Fossil evidence suggests that animals probably evolved sometime around 600 million years ago, and large animals appear around 575 million years ago. Animals have an absolute requirement for oxygen for their respiration, so it has often been speculated that large macroscopic animals (those with the largest oxygen requirement) evolved when oxygen rose to permissible levels, which would be about 10% of those levels we have today. Our study supports this scenario by showing that the first occurrence of large respiring organisms, some of which are likely stem-group animals, emerged on the Avalon Peninsula in Newfoundland in concordance with oxygenation of this local environment.
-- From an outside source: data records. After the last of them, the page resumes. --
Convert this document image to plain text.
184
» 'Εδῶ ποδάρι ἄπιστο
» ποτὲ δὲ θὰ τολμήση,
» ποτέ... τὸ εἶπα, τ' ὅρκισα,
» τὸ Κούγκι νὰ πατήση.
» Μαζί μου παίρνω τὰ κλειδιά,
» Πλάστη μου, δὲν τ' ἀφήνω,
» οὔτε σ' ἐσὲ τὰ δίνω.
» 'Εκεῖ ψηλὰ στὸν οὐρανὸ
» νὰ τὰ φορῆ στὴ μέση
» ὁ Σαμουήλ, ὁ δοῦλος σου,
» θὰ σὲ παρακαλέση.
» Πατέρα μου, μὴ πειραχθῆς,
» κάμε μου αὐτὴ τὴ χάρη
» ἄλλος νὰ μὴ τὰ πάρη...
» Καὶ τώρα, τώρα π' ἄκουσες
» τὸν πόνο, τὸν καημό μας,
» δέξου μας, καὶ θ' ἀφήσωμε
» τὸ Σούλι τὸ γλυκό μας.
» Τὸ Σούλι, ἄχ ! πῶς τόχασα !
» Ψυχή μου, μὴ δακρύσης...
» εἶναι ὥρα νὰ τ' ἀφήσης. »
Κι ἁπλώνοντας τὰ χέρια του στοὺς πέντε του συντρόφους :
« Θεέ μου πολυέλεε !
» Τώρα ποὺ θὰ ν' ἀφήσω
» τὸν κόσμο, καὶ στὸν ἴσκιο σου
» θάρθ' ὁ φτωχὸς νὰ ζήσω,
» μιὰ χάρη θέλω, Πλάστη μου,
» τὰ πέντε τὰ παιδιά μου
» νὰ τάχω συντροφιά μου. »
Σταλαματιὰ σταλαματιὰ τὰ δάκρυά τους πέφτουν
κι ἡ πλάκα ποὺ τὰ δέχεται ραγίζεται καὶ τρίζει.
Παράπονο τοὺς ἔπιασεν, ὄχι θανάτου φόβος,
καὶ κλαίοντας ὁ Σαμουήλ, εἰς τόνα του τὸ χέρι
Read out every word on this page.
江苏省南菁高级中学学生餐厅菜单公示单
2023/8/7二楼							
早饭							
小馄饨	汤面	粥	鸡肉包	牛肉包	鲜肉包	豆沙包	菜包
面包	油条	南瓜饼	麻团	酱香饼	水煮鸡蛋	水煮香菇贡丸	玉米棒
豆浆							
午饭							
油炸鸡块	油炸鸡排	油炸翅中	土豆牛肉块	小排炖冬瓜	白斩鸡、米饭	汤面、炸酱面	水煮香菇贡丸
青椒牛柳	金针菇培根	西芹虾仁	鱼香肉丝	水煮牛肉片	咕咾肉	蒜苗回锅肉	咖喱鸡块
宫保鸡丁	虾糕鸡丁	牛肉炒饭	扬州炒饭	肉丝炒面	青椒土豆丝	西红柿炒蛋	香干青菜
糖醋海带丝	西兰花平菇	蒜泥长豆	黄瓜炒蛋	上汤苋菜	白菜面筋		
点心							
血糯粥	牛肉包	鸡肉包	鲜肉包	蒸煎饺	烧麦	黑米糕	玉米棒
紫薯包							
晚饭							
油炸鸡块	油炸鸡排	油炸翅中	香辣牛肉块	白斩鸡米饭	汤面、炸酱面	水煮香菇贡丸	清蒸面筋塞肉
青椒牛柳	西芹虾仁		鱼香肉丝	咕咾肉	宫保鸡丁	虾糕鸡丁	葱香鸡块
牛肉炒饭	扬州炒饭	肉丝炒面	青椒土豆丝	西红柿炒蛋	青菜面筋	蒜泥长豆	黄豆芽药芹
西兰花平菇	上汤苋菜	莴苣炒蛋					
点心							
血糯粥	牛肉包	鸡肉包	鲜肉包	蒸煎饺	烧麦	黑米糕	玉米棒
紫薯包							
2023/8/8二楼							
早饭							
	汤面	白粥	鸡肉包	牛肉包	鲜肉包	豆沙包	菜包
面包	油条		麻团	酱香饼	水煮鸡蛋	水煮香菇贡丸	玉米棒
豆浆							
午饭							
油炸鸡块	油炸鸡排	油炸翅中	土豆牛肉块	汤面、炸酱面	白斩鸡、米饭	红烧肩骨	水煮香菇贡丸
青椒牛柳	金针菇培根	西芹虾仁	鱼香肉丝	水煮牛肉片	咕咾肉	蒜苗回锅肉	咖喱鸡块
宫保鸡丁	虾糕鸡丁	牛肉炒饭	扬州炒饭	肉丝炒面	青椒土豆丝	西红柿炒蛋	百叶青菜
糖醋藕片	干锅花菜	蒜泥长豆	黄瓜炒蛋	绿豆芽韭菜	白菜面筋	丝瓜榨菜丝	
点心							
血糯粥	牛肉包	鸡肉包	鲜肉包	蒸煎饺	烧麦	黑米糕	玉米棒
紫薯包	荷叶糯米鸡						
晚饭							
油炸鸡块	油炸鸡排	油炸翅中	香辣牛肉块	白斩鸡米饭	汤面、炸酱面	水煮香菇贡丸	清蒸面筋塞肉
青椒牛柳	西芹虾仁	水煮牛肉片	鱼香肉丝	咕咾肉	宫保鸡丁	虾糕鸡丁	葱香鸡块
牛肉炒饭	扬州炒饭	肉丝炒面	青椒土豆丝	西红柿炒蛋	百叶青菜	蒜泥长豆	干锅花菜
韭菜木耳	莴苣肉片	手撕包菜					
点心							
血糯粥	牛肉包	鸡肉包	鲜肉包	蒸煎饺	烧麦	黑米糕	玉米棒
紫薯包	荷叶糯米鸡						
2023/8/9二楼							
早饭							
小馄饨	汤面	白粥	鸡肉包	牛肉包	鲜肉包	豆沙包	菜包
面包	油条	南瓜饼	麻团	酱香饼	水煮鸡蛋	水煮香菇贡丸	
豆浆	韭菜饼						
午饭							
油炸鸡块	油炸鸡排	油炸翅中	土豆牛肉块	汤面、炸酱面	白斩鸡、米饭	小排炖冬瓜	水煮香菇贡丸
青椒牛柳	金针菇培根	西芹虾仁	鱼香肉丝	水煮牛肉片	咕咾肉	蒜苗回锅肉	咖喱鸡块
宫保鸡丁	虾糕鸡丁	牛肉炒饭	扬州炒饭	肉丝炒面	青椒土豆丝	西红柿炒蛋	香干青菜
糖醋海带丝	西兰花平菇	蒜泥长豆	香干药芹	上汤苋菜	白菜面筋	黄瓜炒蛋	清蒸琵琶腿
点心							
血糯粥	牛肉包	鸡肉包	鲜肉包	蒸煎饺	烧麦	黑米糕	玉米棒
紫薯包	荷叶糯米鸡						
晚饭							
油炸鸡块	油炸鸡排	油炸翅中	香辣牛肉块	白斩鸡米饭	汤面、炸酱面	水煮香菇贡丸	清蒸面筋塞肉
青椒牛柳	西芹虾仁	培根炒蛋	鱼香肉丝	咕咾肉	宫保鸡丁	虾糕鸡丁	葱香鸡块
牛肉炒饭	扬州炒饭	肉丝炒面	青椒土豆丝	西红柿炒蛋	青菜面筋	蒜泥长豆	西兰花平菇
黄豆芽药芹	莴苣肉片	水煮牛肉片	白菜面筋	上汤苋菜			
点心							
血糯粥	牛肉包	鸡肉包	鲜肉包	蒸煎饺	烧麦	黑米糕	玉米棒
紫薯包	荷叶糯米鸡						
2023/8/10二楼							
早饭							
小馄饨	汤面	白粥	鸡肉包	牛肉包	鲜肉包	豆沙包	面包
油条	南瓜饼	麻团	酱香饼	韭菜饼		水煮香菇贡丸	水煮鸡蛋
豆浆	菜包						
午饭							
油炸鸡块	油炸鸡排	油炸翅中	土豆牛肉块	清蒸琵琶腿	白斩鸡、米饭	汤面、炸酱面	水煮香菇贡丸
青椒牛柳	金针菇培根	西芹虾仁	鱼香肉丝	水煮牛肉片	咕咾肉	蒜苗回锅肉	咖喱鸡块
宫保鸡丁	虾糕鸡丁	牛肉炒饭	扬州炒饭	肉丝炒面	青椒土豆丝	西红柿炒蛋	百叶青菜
How did you become involved in this research, and were there any problems along the way?

The history of atmospheric oxygen and its bearing on animal evolution has long been an interest of mine. This particular study evolved through discussions with Guy Narbonne at Queens University in Kingston, Ontario, Canada, who is an expert in Ediacaran fauna, and who had already worked extensively on the Avalon Peninsula in Newfoundland. The study was actually pretty straightforward without any really significant difficulties.

Where do you see your research leading in the future?

We would like to better understand the nature of the evolution of ocean chemistry, and in particular the history of oxygenation of the oceans. This means undertaking an extensive study of numerous different late Precambrian geological formations.

Do you foresee any social or political implications for your research?

This work is definitely nonpolitical. From a societal perspective, I think that this work, and other works like it, helps to shed significant light on the history of biological evolution on Earth. This helps to elucidate the pathways leading to human evolution, and it helps to define Man's place in the biological world. These are issues of fundamental, cross-cultural human curiosity.

Donald Eugene Canfield
Professor, University of Southern Denmark
Director of the Nordic Center for Earth Evolution (NordCEE)
Odense, Denmark

Keywords: late-neoproterozoic deep-ocean oxygenation, precambrian oceans, ediacaran fauna, early stem-group animals, large macroscopic animals, guy narbonne, avalon peninsula in newfoundland, ocean chemistry, oxygenation, biological evolution.